Recently, I have published JsonBatch - an Engine to run batch requests with JSON based REST APIs. Although it is a small library, I found it quite satisfying to go through all processes, from designing to developing it. So today, I want to share my journey with you.

I. The idea

It all started with a requirement for our company product. To support one of our users migrate their own system to our system, we need to provide them an Adapter that will bridge the gap between their APIs to our APIs and maintain it for a while until they finish the migrating process.

It's a common requirement, but we want to reuse it somehow, so we don't have to repeat the same works with other users. At first, we thinking about providing user a way to config what endpoint that their API will route to, and how to map our response back to their response. Quite straight forward, but the reality is not so simple. Due to the different design of 2 systems, their API will mostly have to call multi-requests and then aggregate all responses.

That is when an idea came to me. What we need is a Batch Engine that can be configured easily & dynamically.

II. The first prototype

So for a Batch Engine, it should take a list of requests, execute sequentially, and collect all responses.

The execution logic is simple, but here comes the first challenge: How to build the request body?

It's easy if the client can supply all the request bodies, but what if a request body requires data from the response of another request? The Engine needs a way to know how & where to extract data. Because all of the requests & responses will be JSON, so if you want to locate a field, the first answer that came to me is using JsonPath. Fortunately, Java already has a good library Jayway's JsonPath that supports all my needs.

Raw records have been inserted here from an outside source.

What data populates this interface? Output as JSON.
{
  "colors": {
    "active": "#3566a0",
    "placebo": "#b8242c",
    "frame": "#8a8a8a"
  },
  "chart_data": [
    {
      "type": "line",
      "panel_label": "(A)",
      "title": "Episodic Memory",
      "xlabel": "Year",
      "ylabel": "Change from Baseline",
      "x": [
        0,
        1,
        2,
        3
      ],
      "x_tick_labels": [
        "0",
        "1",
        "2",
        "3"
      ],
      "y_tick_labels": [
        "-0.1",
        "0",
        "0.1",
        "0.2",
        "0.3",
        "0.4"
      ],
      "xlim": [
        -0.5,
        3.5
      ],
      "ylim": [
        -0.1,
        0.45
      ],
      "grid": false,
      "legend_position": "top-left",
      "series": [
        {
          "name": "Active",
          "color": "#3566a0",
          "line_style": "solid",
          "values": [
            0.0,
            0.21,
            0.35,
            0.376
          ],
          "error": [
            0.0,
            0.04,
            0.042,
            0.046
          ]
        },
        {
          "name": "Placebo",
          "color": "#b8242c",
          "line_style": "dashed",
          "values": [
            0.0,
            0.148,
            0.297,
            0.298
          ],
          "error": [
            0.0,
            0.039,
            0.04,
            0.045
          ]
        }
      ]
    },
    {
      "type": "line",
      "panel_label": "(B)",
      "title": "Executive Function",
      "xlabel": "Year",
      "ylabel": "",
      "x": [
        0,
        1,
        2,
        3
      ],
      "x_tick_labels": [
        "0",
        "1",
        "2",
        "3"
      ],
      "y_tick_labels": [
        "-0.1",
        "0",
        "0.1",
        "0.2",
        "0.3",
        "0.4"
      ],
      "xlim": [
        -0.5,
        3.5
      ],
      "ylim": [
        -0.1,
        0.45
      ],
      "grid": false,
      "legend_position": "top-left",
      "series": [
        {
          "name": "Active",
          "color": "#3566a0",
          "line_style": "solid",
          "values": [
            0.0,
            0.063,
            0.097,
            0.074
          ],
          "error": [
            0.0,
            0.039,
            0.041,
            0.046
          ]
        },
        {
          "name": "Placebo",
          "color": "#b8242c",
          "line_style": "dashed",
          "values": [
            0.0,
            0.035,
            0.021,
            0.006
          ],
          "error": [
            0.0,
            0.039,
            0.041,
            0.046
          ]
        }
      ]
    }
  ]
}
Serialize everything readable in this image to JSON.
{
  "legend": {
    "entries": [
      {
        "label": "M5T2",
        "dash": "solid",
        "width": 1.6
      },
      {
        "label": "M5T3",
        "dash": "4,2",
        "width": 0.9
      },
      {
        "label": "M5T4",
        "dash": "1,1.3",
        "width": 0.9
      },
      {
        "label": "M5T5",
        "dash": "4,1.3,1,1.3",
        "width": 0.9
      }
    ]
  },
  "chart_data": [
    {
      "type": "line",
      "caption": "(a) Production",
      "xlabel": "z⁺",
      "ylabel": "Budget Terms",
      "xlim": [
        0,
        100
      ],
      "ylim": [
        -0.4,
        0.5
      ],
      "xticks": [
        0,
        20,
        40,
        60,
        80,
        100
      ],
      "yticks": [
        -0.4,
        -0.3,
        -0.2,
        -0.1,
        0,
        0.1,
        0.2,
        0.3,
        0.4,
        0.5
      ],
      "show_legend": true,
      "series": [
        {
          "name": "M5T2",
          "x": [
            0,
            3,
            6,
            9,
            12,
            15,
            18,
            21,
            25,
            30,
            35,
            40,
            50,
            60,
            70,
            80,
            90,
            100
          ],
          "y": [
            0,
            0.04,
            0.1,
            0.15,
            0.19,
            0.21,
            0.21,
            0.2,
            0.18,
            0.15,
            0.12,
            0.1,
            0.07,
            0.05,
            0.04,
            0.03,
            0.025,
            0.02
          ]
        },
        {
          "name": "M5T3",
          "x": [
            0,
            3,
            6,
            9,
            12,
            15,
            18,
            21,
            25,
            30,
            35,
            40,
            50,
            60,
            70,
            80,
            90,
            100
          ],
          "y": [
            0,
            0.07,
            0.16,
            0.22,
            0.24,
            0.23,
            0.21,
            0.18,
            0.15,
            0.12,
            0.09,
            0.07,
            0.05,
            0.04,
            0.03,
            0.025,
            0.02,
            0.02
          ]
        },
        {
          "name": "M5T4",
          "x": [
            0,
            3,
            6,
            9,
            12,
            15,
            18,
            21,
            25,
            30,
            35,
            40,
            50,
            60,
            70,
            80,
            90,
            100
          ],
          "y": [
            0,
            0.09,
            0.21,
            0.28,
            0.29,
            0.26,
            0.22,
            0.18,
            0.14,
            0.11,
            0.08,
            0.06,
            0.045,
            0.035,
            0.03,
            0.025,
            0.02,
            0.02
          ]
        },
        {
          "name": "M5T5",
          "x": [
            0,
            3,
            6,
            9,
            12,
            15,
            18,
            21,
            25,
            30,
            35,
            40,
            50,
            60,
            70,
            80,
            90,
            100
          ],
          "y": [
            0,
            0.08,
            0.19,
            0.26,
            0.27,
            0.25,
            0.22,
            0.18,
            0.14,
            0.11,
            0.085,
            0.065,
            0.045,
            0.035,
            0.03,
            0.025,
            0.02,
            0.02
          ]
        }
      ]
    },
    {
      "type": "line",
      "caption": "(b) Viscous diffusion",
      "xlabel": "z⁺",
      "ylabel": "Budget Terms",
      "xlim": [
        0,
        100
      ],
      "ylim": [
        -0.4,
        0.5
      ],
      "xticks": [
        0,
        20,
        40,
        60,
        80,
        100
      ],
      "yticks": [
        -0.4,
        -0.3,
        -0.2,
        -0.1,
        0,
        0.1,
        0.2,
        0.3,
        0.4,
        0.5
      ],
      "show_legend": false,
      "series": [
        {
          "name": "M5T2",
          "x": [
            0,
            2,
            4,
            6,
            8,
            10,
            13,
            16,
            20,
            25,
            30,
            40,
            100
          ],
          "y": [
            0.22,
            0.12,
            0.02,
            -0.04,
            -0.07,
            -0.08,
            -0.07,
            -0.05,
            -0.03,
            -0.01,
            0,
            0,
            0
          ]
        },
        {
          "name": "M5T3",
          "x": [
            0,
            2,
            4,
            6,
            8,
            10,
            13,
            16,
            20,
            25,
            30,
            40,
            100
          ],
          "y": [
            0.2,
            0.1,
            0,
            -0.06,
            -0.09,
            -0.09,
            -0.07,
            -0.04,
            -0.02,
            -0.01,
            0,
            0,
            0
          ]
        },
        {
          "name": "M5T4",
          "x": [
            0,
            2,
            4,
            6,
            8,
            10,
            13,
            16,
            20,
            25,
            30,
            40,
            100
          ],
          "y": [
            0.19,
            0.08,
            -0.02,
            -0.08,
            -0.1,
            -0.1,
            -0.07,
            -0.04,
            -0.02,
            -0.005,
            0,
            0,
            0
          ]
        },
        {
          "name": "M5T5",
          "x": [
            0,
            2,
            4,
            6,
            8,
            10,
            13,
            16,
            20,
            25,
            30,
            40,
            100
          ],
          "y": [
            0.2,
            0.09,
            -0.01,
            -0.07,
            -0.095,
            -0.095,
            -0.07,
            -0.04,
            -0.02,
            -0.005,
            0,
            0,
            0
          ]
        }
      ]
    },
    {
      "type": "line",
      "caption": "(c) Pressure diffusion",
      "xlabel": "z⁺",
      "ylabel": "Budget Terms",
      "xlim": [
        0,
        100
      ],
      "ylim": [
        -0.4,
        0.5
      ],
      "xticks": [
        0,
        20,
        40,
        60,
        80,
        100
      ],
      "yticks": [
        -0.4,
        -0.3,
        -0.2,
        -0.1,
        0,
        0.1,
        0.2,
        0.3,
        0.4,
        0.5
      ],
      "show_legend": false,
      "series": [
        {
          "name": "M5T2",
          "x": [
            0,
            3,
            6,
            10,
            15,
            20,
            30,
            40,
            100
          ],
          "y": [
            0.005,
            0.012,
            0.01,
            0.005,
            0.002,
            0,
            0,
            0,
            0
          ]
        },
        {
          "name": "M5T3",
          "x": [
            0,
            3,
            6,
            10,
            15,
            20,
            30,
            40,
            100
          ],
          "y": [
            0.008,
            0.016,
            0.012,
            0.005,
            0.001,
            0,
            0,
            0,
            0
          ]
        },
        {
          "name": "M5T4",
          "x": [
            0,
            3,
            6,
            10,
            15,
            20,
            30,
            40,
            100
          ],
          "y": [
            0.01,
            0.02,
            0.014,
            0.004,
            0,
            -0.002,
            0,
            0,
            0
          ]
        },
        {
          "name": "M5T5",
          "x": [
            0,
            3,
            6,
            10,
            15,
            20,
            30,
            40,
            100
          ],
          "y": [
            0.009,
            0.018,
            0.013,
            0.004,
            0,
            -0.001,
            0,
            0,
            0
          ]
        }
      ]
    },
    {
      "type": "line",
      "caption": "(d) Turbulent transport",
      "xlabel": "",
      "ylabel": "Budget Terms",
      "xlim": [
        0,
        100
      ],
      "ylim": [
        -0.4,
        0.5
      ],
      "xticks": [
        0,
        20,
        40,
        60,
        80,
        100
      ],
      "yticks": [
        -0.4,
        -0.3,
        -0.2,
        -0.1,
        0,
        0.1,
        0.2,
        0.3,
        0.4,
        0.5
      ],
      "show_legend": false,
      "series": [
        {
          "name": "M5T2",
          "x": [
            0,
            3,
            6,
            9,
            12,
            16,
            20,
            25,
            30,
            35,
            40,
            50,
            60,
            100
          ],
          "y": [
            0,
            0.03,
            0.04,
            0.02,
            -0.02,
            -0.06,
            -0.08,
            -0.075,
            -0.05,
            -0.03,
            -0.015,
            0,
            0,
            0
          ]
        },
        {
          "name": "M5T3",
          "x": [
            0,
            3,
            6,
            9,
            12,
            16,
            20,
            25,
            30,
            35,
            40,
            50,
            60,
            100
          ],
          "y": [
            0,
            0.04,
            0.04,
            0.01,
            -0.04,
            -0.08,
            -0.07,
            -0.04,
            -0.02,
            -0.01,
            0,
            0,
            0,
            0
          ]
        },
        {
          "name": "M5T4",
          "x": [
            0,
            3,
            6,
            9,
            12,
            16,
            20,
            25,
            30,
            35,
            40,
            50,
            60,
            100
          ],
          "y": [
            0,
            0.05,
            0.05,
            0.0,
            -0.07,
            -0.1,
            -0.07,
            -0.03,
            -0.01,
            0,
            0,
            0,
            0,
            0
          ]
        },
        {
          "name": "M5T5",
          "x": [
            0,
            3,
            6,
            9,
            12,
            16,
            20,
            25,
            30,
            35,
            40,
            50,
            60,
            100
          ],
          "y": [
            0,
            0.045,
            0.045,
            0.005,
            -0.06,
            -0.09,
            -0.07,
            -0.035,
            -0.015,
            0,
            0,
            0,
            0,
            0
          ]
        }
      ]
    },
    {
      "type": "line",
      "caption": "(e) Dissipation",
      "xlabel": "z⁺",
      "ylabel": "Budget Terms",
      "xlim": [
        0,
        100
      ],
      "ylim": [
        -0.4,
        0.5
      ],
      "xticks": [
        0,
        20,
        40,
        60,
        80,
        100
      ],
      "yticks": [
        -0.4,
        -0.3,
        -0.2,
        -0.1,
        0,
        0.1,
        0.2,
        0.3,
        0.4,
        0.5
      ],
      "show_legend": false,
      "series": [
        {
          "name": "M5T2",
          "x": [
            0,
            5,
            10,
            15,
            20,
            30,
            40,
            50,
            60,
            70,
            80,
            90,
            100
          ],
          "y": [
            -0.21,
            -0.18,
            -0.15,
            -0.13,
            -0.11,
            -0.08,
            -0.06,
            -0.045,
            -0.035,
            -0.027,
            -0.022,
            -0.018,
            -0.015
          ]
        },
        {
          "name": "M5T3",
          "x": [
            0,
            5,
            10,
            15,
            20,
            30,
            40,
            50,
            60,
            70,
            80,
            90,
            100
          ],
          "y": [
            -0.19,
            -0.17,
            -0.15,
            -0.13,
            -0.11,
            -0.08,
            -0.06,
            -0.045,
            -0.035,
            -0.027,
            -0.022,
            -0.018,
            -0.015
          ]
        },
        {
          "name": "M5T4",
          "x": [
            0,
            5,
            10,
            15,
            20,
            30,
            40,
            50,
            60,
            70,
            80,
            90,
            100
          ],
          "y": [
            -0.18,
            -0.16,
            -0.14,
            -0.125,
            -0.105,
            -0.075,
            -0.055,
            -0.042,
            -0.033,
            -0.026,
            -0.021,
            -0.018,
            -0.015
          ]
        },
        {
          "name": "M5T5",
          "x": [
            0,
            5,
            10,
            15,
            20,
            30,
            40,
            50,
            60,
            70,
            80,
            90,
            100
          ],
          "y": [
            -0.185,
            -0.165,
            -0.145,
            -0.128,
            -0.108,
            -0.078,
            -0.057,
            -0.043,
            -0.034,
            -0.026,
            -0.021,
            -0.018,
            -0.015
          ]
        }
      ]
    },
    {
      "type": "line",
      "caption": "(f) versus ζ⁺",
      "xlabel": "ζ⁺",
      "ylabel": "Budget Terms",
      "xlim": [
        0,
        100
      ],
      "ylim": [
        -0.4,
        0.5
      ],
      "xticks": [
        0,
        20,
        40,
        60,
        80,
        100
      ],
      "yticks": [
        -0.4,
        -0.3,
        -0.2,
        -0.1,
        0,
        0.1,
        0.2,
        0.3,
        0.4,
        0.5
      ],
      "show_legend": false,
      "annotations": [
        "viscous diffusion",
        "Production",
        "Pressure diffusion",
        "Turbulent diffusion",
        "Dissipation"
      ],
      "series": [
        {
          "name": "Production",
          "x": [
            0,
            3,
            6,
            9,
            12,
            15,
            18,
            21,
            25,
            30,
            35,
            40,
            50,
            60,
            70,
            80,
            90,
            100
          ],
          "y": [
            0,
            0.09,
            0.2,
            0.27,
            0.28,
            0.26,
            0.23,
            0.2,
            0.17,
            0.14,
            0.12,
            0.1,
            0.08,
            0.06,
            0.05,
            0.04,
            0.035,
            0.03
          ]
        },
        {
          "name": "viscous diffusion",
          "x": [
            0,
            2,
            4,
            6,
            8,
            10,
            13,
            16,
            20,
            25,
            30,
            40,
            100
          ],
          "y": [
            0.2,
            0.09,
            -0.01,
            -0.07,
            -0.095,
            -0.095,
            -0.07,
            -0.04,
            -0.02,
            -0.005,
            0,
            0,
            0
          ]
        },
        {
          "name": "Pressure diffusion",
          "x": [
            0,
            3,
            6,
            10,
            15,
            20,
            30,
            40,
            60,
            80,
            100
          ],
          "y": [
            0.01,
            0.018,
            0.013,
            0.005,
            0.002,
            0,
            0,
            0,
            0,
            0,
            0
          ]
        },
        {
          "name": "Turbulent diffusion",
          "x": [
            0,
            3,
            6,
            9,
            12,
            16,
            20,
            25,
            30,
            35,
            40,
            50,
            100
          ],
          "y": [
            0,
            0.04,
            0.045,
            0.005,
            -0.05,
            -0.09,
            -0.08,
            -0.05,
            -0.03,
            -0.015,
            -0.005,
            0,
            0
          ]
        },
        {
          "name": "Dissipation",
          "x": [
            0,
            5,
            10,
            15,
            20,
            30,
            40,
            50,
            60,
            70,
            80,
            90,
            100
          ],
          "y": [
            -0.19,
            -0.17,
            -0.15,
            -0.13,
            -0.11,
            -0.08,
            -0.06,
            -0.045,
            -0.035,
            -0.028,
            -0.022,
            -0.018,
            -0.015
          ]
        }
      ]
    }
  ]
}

So now we done with the How question, next is the Where question. The solution I came up with is building a grand JSON contains all the requests & responses. Something like this:

{
 "original": {
   "http_method": "...",
   "url": "...",
   "headers": {
     "header_1": [ "..." ],
     "header_2": [ "..." ],
     ...
   },
   "body": { ... }
 },
 "requests": [
     {
       "http_method": "...",
       "url": "...",
       "headers": {
         "header_1": [ "..." ],
         "header_2": [ "..." ],
         ...
       },
       "body": { ... }
     },
     ...
 ],
 "responses": [
     {
       "status": ...,
       "headers": {
         "header_1": [ "..." ],
         "header_2": [ "..." ],
         ...
       },
       "body": { ... }
     },
     ...
 ]
}

With that, only 1 problem left: we need a schema format to instruct the Engine build the actual JSON body. A quick search and I found out JSON Schema. But after some research, I think JSON Schema is more suited to validating than generating, and the schema format has a structure that quite different from actual JSON. So I'm left with designing my own custom schema.

With some experiments, I came up with a schema that's simple but good enough. The schema is same as actual JSON but only string field has a specific format. For example:

{
  "field_1": 1,
  "field_2": "int $.responses[0].body.field_a",
  "field_3": "int[] $.responses[*].body.field_a"
}

With this schema, the Engine will build a JSON with:

  • field_1 = 1
  • field_2 is integer, and extract value from JsonPath: $.responses[0].body.field_a
  • field_3 is integer array, and extract value from JsonPath: $.responses[*].body.field_a

An actual JSON will look like that:

{
  "field_1": 1,
  "field_2": 2,
  "field_3": [2, 3, 4]
}

You can see the structure of schema & actual is quite similar.

Now, after all the pieces came together, it took me about 1 week to code this first prototype. In the next part, I will share how this prototype continues to evolve.